ЗАГОВОР ПРОТИВ ЗАГОВОРА: ГКЧП-3. КНИГА ПЕРВАЯ

Александр Черенов

Политический детектив в жанре исторической альтернативы. Опираясь на факты, автор рискнул взглянуть на события августа 1991 года под другим углом зрения. Причина: в истории с ГКЧП обнаруживаются явные следы нескольких заговоров. И каждый из них преследовал свои цели – как и каждый из заговорщиков.В романе в невыдуманной реальности действуют исторические лица и учреждения. Единственная «не охваченная» историками структура – «Организация», нечто среднее между «разведкой партии» и масонской ложей…

Оглавление

* * *

Приведённый ознакомительный фрагмент книги ЗАГОВОР ПРОТИВ ЗАГОВОРА: ГКЧП-3. КНИГА ПЕРВАЯ предоставлен нашим книжным партнёром — компанией ЛитРес.

Купить и скачать полную версию книги в форматах FB2, ePub, MOBI, TXT, HTML, RTF и других

© Александр Черенов, 2020

ISBN 978-5-0051-6621-0 (т. 1)

ISBN 978-5-0051-6622-7

Создано в интеллектуальной издательской системе Ridero

Глава первая

…Он приоткрыл один глаз, и осторожно высунул подбородок из-под одеяла. Глаз медленно съехал на циферблат настенных часов. Стрелки показывали восемь. Августовское утро было не по-летнему свежим, и из приоткрытой форточки тянуло совсем не лёгкой прохладой. Прохлада не бодрила — и вставать не хотелось. Не хотелось даже сладко потянуться, лёжа в постели. К легкомысленным нежностям и физкультурному задору не располагал не столько фактор восьми часов, сколько думы, которые нагрянули сразу же, как приоткрылся второй глаз.

— Миша, ты уже встал?

Голос жены привычно доносился откуда-то из-за двери, с просторов роскошной президентской квартиры. Услышав этот голос, по обыкновению властный и требовательный, он болезненно поморщился — но, «по-русски пожелав» бодрящей прохладе в комнате, тут же выбрался из-под одеяла. Опустив ноги на пол, он привычно нащупал «родные» тапочки.

— Ты не забыл, что у тебя сегодня — ответственный день?

Напоминание не прибавляло оптимизма: супруга не преувеличивала насчёт ответственности — а та не сулила ничего приятного.

— Встал, Раиса Максимовна… И не забыл.

Тяжёлая хозяйская поступь жены стала глуше — и он принялся неспешно одеваться к завтраку.

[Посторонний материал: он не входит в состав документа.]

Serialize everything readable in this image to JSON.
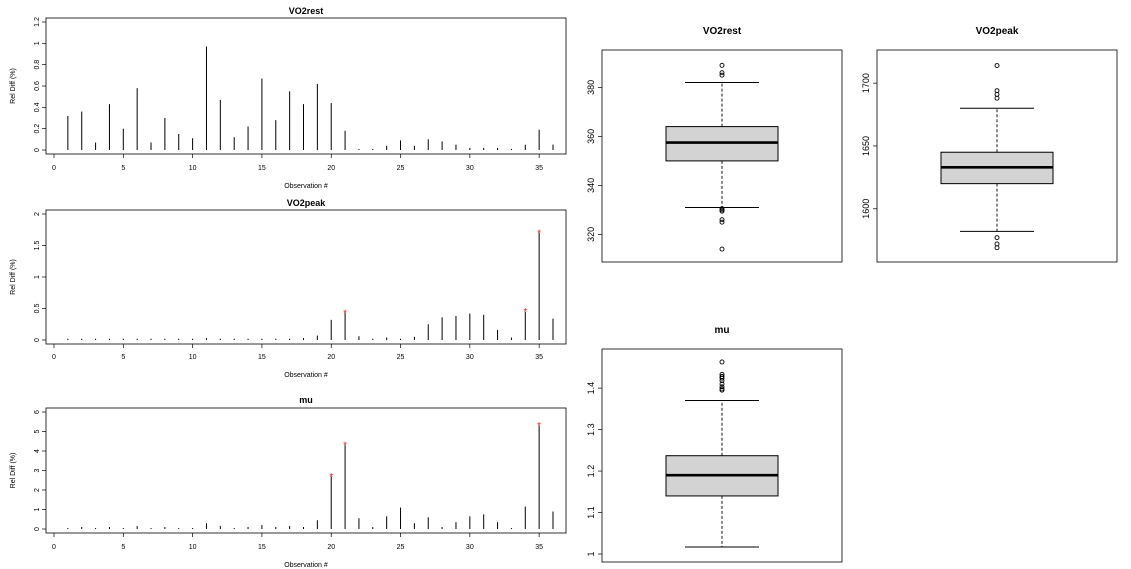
{
  "chart_data": [
    {
      "type": "bar",
      "subtype": "spike",
      "title": "VO2rest",
      "xlabel": "Observation #",
      "ylabel": "Rel Diff (%)",
      "xlim": [
        0,
        36
      ],
      "ylim": [
        0,
        1.2
      ],
      "xticks": [
        0,
        5,
        10,
        15,
        20,
        25,
        30,
        35
      ],
      "yticks": [
        0.0,
        0.2,
        0.4,
        0.6,
        0.8,
        1.0,
        1.2
      ],
      "x": [
        1,
        2,
        3,
        4,
        5,
        6,
        7,
        8,
        9,
        10,
        11,
        12,
        13,
        14,
        15,
        16,
        17,
        18,
        19,
        20,
        21,
        22,
        23,
        24,
        25,
        26,
        27,
        28,
        29,
        30,
        31,
        32,
        33,
        34,
        35,
        36
      ],
      "values": [
        0.32,
        0.36,
        0.07,
        0.43,
        0.2,
        0.58,
        0.07,
        0.3,
        0.15,
        0.11,
        0.97,
        0.47,
        0.12,
        0.22,
        0.67,
        0.28,
        0.55,
        0.43,
        0.62,
        0.44,
        0.18,
        0.01,
        0.01,
        0.04,
        0.09,
        0.04,
        0.1,
        0.08,
        0.05,
        0.02,
        0.02,
        0.02,
        0.01,
        0.05,
        0.19,
        0.05
      ],
      "highlighted": []
    },
    {
      "type": "bar",
      "subtype": "spike",
      "title": "VO2peak",
      "xlabel": "Observation #",
      "ylabel": "Rel Diff (%)",
      "xlim": [
        0,
        36
      ],
      "ylim": [
        0,
        2.0
      ],
      "xticks": [
        0,
        5,
        10,
        15,
        20,
        25,
        30,
        35
      ],
      "yticks": [
        0.0,
        0.5,
        1.0,
        1.5,
        2.0
      ],
      "x": [
        1,
        2,
        3,
        4,
        5,
        6,
        7,
        8,
        9,
        10,
        11,
        12,
        13,
        14,
        15,
        16,
        17,
        18,
        19,
        20,
        21,
        22,
        23,
        24,
        25,
        26,
        27,
        28,
        29,
        30,
        31,
        32,
        33,
        34,
        35,
        36
      ],
      "values": [
        0.02,
        0.02,
        0.02,
        0.02,
        0.02,
        0.02,
        0.02,
        0.02,
        0.02,
        0.02,
        0.03,
        0.02,
        0.02,
        0.02,
        0.02,
        0.02,
        0.02,
        0.03,
        0.07,
        0.32,
        0.43,
        0.06,
        0.02,
        0.04,
        0.02,
        0.05,
        0.25,
        0.36,
        0.38,
        0.42,
        0.4,
        0.16,
        0.04,
        0.45,
        1.7,
        0.34
      ],
      "highlighted": [
        21,
        34,
        35
      ]
    },
    {
      "type": "bar",
      "subtype": "spike",
      "title": "mu",
      "xlabel": "Observation #",
      "ylabel": "Rel Diff (%)",
      "xlim": [
        0,
        36
      ],
      "ylim": [
        0,
        6
      ],
      "xticks": [
        0,
        5,
        10,
        15,
        20,
        25,
        30,
        35
      ],
      "yticks": [
        0,
        1,
        2,
        3,
        4,
        5,
        6
      ],
      "x": [
        1,
        2,
        3,
        4,
        5,
        6,
        7,
        8,
        9,
        10,
        11,
        12,
        13,
        14,
        15,
        16,
        17,
        18,
        19,
        20,
        21,
        22,
        23,
        24,
        25,
        26,
        27,
        28,
        29,
        30,
        31,
        32,
        33,
        34,
        35,
        36
      ],
      "values": [
        0.05,
        0.1,
        0.05,
        0.1,
        0.05,
        0.15,
        0.05,
        0.1,
        0.05,
        0.05,
        0.3,
        0.15,
        0.05,
        0.1,
        0.2,
        0.1,
        0.15,
        0.1,
        0.45,
        2.7,
        4.3,
        0.55,
        0.1,
        0.65,
        1.1,
        0.3,
        0.6,
        0.1,
        0.35,
        0.65,
        0.75,
        0.35,
        0.05,
        1.15,
        5.3,
        0.9
      ],
      "highlighted": [
        20,
        21,
        35
      ]
    },
    {
      "type": "boxplot",
      "title": "VO2rest",
      "ylim": [
        312,
        392
      ],
      "yticks": [
        320,
        340,
        360,
        380
      ],
      "whisker_low": 331,
      "q1": 350,
      "median": 357.5,
      "q3": 364,
      "whisker_high": 382,
      "outliers": [
        389,
        386,
        385,
        330.5,
        330,
        329.5,
        326,
        325,
        314
      ]
    },
    {
      "type": "boxplot",
      "title": "VO2peak",
      "ylim": [
        1564,
        1720
      ],
      "yticks": [
        1600,
        1650,
        1700
      ],
      "whisker_low": 1582,
      "q1": 1620,
      "median": 1633,
      "q3": 1645,
      "whisker_high": 1680,
      "outliers": [
        1714,
        1694,
        1691,
        1688,
        1577,
        1572,
        1569
      ]
    },
    {
      "type": "boxplot",
      "title": "mu",
      "ylim": [
        1.0,
        1.475
      ],
      "yticks": [
        1.0,
        1.1,
        1.2,
        1.3,
        1.4
      ],
      "whisker_low": 1.017,
      "q1": 1.14,
      "median": 1.19,
      "q3": 1.237,
      "whisker_high": 1.37,
      "outliers": [
        1.463,
        1.433,
        1.428,
        1.424,
        1.418,
        1.41,
        1.403,
        1.398,
        1.395
      ]
    }
  ]
}
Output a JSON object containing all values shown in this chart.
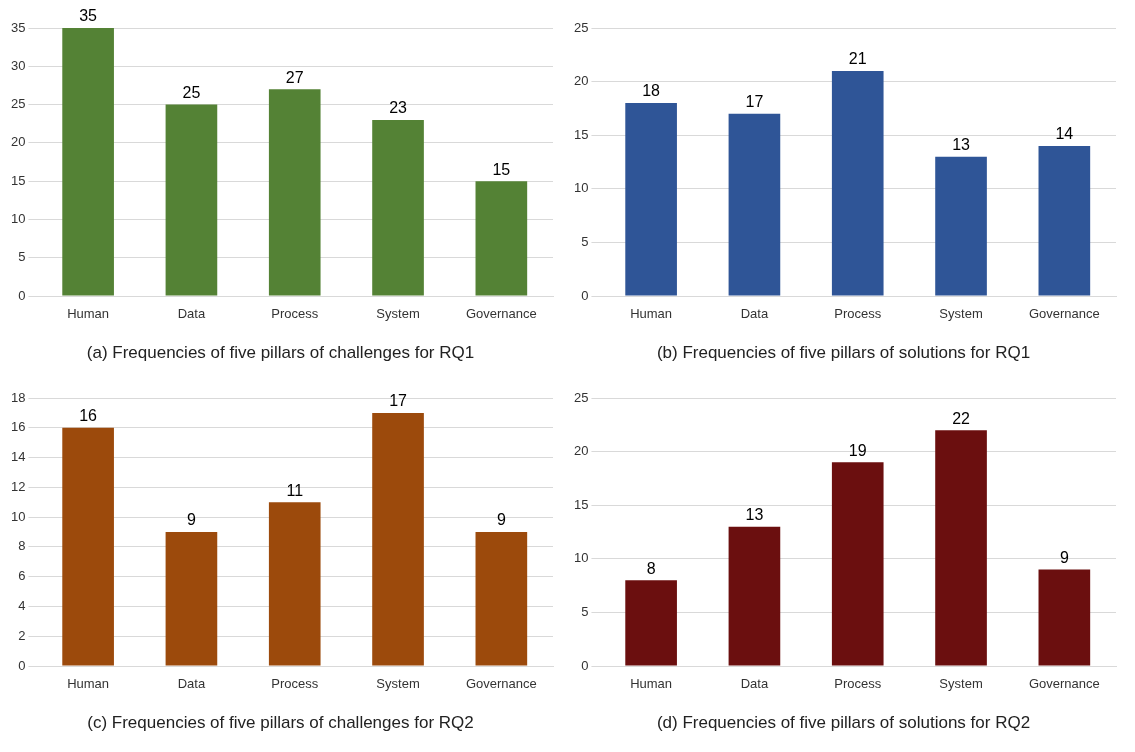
{
  "chart_data": [
    {
      "type": "bar",
      "title": "(a) Frequencies of five pillars of challenges for RQ1",
      "categories": [
        "Human",
        "Data",
        "Process",
        "System",
        "Governance"
      ],
      "values": [
        35,
        25,
        27,
        23,
        15
      ],
      "color": "#548235",
      "ylim": [
        0,
        35
      ],
      "yticks": [
        0,
        5,
        10,
        15,
        20,
        25,
        30,
        35
      ],
      "grid": "y",
      "data_labels": true
    },
    {
      "type": "bar",
      "title": "(b) Frequencies of five pillars of solutions for RQ1",
      "categories": [
        "Human",
        "Data",
        "Process",
        "System",
        "Governance"
      ],
      "values": [
        18,
        17,
        21,
        13,
        14
      ],
      "color": "#2f5597",
      "ylim": [
        0,
        25
      ],
      "yticks": [
        0,
        5,
        10,
        15,
        20,
        25
      ],
      "grid": "y",
      "data_labels": true
    },
    {
      "type": "bar",
      "title": "(c) Frequencies of five pillars of challenges for RQ2",
      "categories": [
        "Human",
        "Data",
        "Process",
        "System",
        "Governance"
      ],
      "values": [
        16,
        9,
        11,
        17,
        9
      ],
      "color": "#9c4a0c",
      "ylim": [
        0,
        18
      ],
      "yticks": [
        0,
        2,
        4,
        6,
        8,
        10,
        12,
        14,
        16,
        18
      ],
      "grid": "y",
      "data_labels": true
    },
    {
      "type": "bar",
      "title": "(d) Frequencies of five pillars of solutions for RQ2",
      "categories": [
        "Human",
        "Data",
        "Process",
        "System",
        "Governance"
      ],
      "values": [
        8,
        13,
        19,
        22,
        9
      ],
      "color": "#6b0f0f",
      "ylim": [
        0,
        25
      ],
      "yticks": [
        0,
        5,
        10,
        15,
        20,
        25
      ],
      "grid": "y",
      "data_labels": true
    }
  ]
}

Формат «заочного» общения супругов не удивлял — и не только их, но и всех посвящённых. Михаил Сергеевич и Раиса Максимовна Горбачёвы — а это их диалог подслушивали стены «высокородной» квартиры и те, кому это было положено по службе — давно уже спали раздельно. Как только супружеская обязанность была исполнена и принесла плоды — в количестве одного и в виде дочери — Михаил Сергеевич уже не смел домогаться у жены физической близости. Правда, он и прежде не слишком её домогался. Ему хватало и духовной близости — и это было главным в отношениях супругов.

При всей своей бесспорной «подкаблучности», Михаил Сергеевич не был классическим подкаблучником. Нет, соответствуя классическому образу, он до смерти боялся жены. Но, в отличие от классики — и дополняя её — он ещё и боготворил Раису Максимовну. С самого первого раза, когда Миша, первокурсник юрфака МГУ, увидел Раю — активистку-второкурсницу, он преклонился перед ней «так искренно, так нежно», что и подумать не мог о чём-то большем, кроме платонического внимания к себе.

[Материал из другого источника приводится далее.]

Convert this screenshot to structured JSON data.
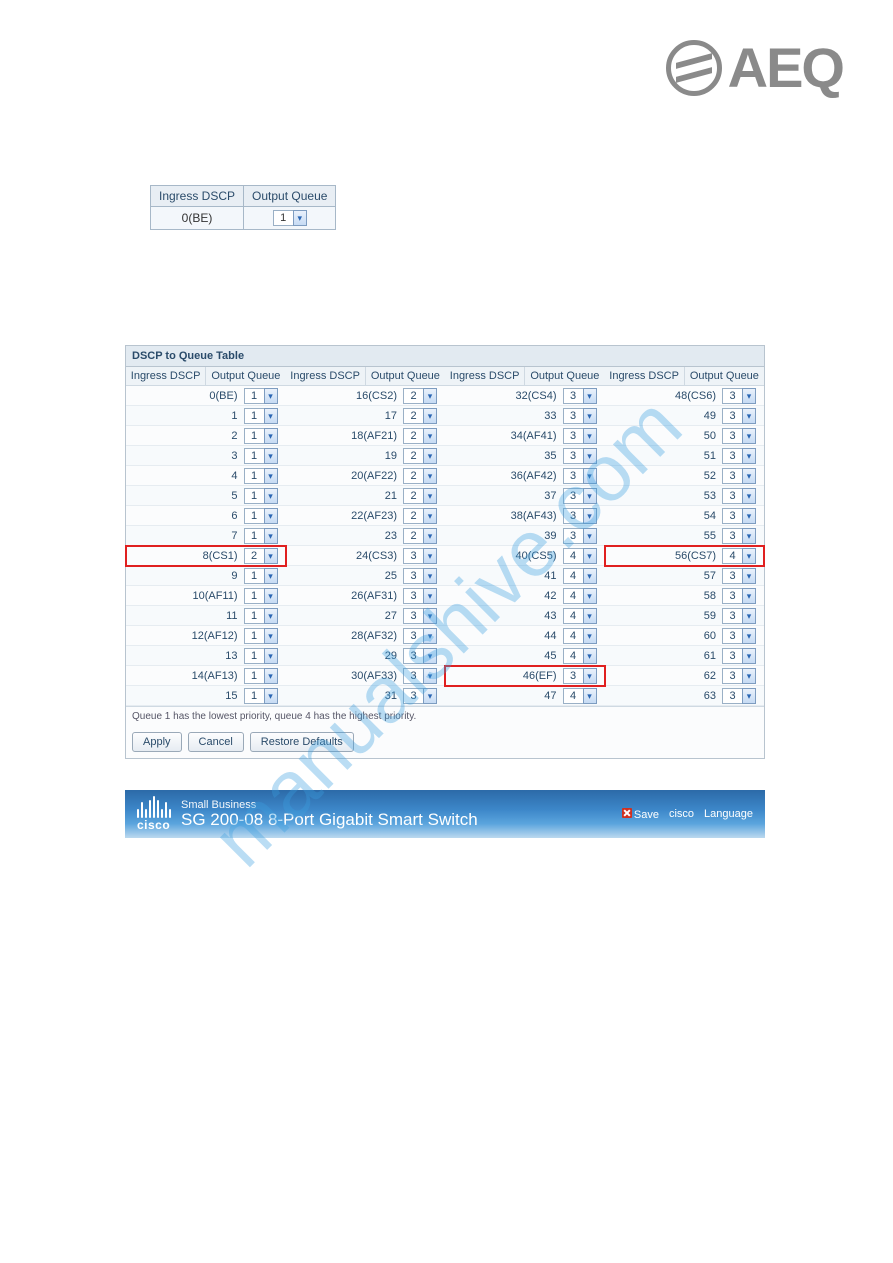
{
  "logo": {
    "text": "AEQ"
  },
  "watermark": "manualshive.com",
  "mini_table": {
    "headers": [
      "Ingress DSCP",
      "Output Queue"
    ],
    "row": {
      "dscp": "0(BE)",
      "queue": "1"
    }
  },
  "panel": {
    "title": "DSCP to Queue Table",
    "col_headers": {
      "dscp": "Ingress DSCP",
      "queue": "Output Queue"
    },
    "columns": [
      [
        {
          "d": "0(BE)",
          "q": "1",
          "hl": false
        },
        {
          "d": "1",
          "q": "1",
          "hl": false
        },
        {
          "d": "2",
          "q": "1",
          "hl": false
        },
        {
          "d": "3",
          "q": "1",
          "hl": false
        },
        {
          "d": "4",
          "q": "1",
          "hl": false
        },
        {
          "d": "5",
          "q": "1",
          "hl": false
        },
        {
          "d": "6",
          "q": "1",
          "hl": false
        },
        {
          "d": "7",
          "q": "1",
          "hl": false
        },
        {
          "d": "8(CS1)",
          "q": "2",
          "hl": true
        },
        {
          "d": "9",
          "q": "1",
          "hl": false
        },
        {
          "d": "10(AF11)",
          "q": "1",
          "hl": false
        },
        {
          "d": "11",
          "q": "1",
          "hl": false
        },
        {
          "d": "12(AF12)",
          "q": "1",
          "hl": false
        },
        {
          "d": "13",
          "q": "1",
          "hl": false
        },
        {
          "d": "14(AF13)",
          "q": "1",
          "hl": false
        },
        {
          "d": "15",
          "q": "1",
          "hl": false
        }
      ],
      [
        {
          "d": "16(CS2)",
          "q": "2",
          "hl": false
        },
        {
          "d": "17",
          "q": "2",
          "hl": false
        },
        {
          "d": "18(AF21)",
          "q": "2",
          "hl": false
        },
        {
          "d": "19",
          "q": "2",
          "hl": false
        },
        {
          "d": "20(AF22)",
          "q": "2",
          "hl": false
        },
        {
          "d": "21",
          "q": "2",
          "hl": false
        },
        {
          "d": "22(AF23)",
          "q": "2",
          "hl": false
        },
        {
          "d": "23",
          "q": "2",
          "hl": false
        },
        {
          "d": "24(CS3)",
          "q": "3",
          "hl": false
        },
        {
          "d": "25",
          "q": "3",
          "hl": false
        },
        {
          "d": "26(AF31)",
          "q": "3",
          "hl": false
        },
        {
          "d": "27",
          "q": "3",
          "hl": false
        },
        {
          "d": "28(AF32)",
          "q": "3",
          "hl": false
        },
        {
          "d": "29",
          "q": "3",
          "hl": false
        },
        {
          "d": "30(AF33)",
          "q": "3",
          "hl": false
        },
        {
          "d": "31",
          "q": "3",
          "hl": false
        }
      ],
      [
        {
          "d": "32(CS4)",
          "q": "3",
          "hl": false
        },
        {
          "d": "33",
          "q": "3",
          "hl": false
        },
        {
          "d": "34(AF41)",
          "q": "3",
          "hl": false
        },
        {
          "d": "35",
          "q": "3",
          "hl": false
        },
        {
          "d": "36(AF42)",
          "q": "3",
          "hl": false
        },
        {
          "d": "37",
          "q": "3",
          "hl": false
        },
        {
          "d": "38(AF43)",
          "q": "3",
          "hl": false
        },
        {
          "d": "39",
          "q": "3",
          "hl": false
        },
        {
          "d": "40(CS5)",
          "q": "4",
          "hl": false
        },
        {
          "d": "41",
          "q": "4",
          "hl": false
        },
        {
          "d": "42",
          "q": "4",
          "hl": false
        },
        {
          "d": "43",
          "q": "4",
          "hl": false
        },
        {
          "d": "44",
          "q": "4",
          "hl": false
        },
        {
          "d": "45",
          "q": "4",
          "hl": false
        },
        {
          "d": "46(EF)",
          "q": "3",
          "hl": true
        },
        {
          "d": "47",
          "q": "4",
          "hl": false
        }
      ],
      [
        {
          "d": "48(CS6)",
          "q": "3",
          "hl": false
        },
        {
          "d": "49",
          "q": "3",
          "hl": false
        },
        {
          "d": "50",
          "q": "3",
          "hl": false
        },
        {
          "d": "51",
          "q": "3",
          "hl": false
        },
        {
          "d": "52",
          "q": "3",
          "hl": false
        },
        {
          "d": "53",
          "q": "3",
          "hl": false
        },
        {
          "d": "54",
          "q": "3",
          "hl": false
        },
        {
          "d": "55",
          "q": "3",
          "hl": false
        },
        {
          "d": "56(CS7)",
          "q": "4",
          "hl": true
        },
        {
          "d": "57",
          "q": "3",
          "hl": false
        },
        {
          "d": "58",
          "q": "3",
          "hl": false
        },
        {
          "d": "59",
          "q": "3",
          "hl": false
        },
        {
          "d": "60",
          "q": "3",
          "hl": false
        },
        {
          "d": "61",
          "q": "3",
          "hl": false
        },
        {
          "d": "62",
          "q": "3",
          "hl": false
        },
        {
          "d": "63",
          "q": "3",
          "hl": false
        }
      ]
    ],
    "footer_note": "Queue 1 has the lowest priority, queue 4 has the highest priority.",
    "buttons": {
      "apply": "Apply",
      "cancel": "Cancel",
      "restore": "Restore Defaults"
    }
  },
  "banner": {
    "brand": "cisco",
    "small_line": "Small Business",
    "big_line": "SG 200-08 8-Port Gigabit Smart Switch",
    "right": {
      "save": "Save",
      "cisco": "cisco",
      "language": "Language"
    }
  },
  "colors": {
    "border": "#b8c4cf",
    "header_bg": "#e8eef4",
    "highlight": "#e02020",
    "banner_top": "#2c6aa8",
    "banner_bottom": "#bcd9ef",
    "logo_gray": "#8a8a8a",
    "watermark_blue": "#3b9fe0"
  }
}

За время «продвижения по службе» — а лишь так и можно было охарактеризовать пребывания Горбачёва в партии — над Михаилом Сергеевичем сменилось много начальников: Кулаков, Ефремов, Казначеев, Брежнев, Суслов, Андропов, Черненко. Они были разные, эти начальники, но по степени влияния на подчинённого ни один из них не мог сравниться с «начальником номер один»: Раисой Максимовной. Даже трепетал перед ними Михаил Сергеевич по-разному.

Так, «начальство от КПСС» Горбачёв боготворил по уставу. Нет, не по Уставу КПСС: по неписанному уставу партийной номенклатуры. Этот «устав» дозволял изворачиваться, маневрировать, выставлять себя много лучше «оригинала». Иначе говоря: «продвигаться по службе». Это было не только в порядке вещей, но и «модус вивенди» каждого нормального чиновника от КПСС. Больше того: иное поведение вызывало недоверие к товарищу, вплоть до подозрений в его недостаточной партийности. И Михаил Сергеевич усердно соответствовал «нормам морального кодекса» — пусть и не строителя коммунизма. Для этого ему даже не пришлось напрягаться: всё «ингредиенты» чиновника были у него в крови.

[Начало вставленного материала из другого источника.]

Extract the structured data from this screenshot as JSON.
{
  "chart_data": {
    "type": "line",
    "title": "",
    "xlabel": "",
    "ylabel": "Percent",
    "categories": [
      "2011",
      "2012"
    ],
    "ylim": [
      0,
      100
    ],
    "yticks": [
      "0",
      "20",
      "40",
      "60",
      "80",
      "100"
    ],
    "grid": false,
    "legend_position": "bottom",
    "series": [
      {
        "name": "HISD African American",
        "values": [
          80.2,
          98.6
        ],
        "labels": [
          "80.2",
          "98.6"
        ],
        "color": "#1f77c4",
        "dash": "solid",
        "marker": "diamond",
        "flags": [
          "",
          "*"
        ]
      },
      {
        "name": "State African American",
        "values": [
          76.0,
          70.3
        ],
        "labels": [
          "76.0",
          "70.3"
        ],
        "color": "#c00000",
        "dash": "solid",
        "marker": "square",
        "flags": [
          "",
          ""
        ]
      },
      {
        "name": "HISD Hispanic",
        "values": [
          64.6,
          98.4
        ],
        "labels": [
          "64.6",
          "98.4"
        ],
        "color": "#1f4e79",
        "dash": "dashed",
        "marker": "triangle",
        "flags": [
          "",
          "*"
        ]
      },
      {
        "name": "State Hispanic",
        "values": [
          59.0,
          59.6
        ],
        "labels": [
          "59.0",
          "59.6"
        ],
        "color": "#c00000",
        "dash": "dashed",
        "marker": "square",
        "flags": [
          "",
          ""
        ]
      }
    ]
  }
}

С Раисой Максимовной такие номера не проходили. Она знала Михаила Сергеевича, как облупленного, и в любом наряде — хоть ортодокса, хоть демократа — он всегда был перед ней голый. Да Михаил Сергеевич и не пытался «рядиться» перед супругой: это было и бесполезно, и неразумно. Большую часть своей жизни он прожил её умом — и это обстоятельство его нисколько не угнетало. Напротив: статус подчинённого являл собой облегчение и даже благо, поскольку избавлял от необходимости думать самому. В отличие от Раисы Максимовны, Михаил Сергеевич не генерировал собственных мыслей: в этом отношении Господь его серьёзно обделил.

Но жена не только «снабжала» мужа продуктами собственной мозговой деятельности. Она ещё наставила его на путь истинный: сделала собирателем чужих мыслей, которые вполне можно было выдать за свои. Положение сначала первого секретаря крайкома, затем секретаря ЦК по сельскому хозяйству, и, наконец, Генерального секретаря ЦК КПСС дали Михаилу Сергеевичу возможность полностью исключить непроизводительное напряжение мозговых извилин. Исключение… из исключения было лишь одно: «режим безопасности». Поскольку в политике нет друзей, а есть лишь попутчики и временные союзники, Горбачёв вынужден был непрерывно «бдеть». Но даже здесь участие Раисы Максимовны в большинстве случаев было руководящим и определяющим…

…Михаил Сергеевич скосил глаз на выдающийся — но только вперёд — животик, на мгновение задумался на тему «потому что утром рано заниматься физзарядкой мне не лень» — и решительно отверг коварные мысли о физзарядке. Коварных мыслей — в том числе, и на сегодня — хватало и без них. А, уж, о коварных мыслях «перманентного свойства» и говорить было нечего.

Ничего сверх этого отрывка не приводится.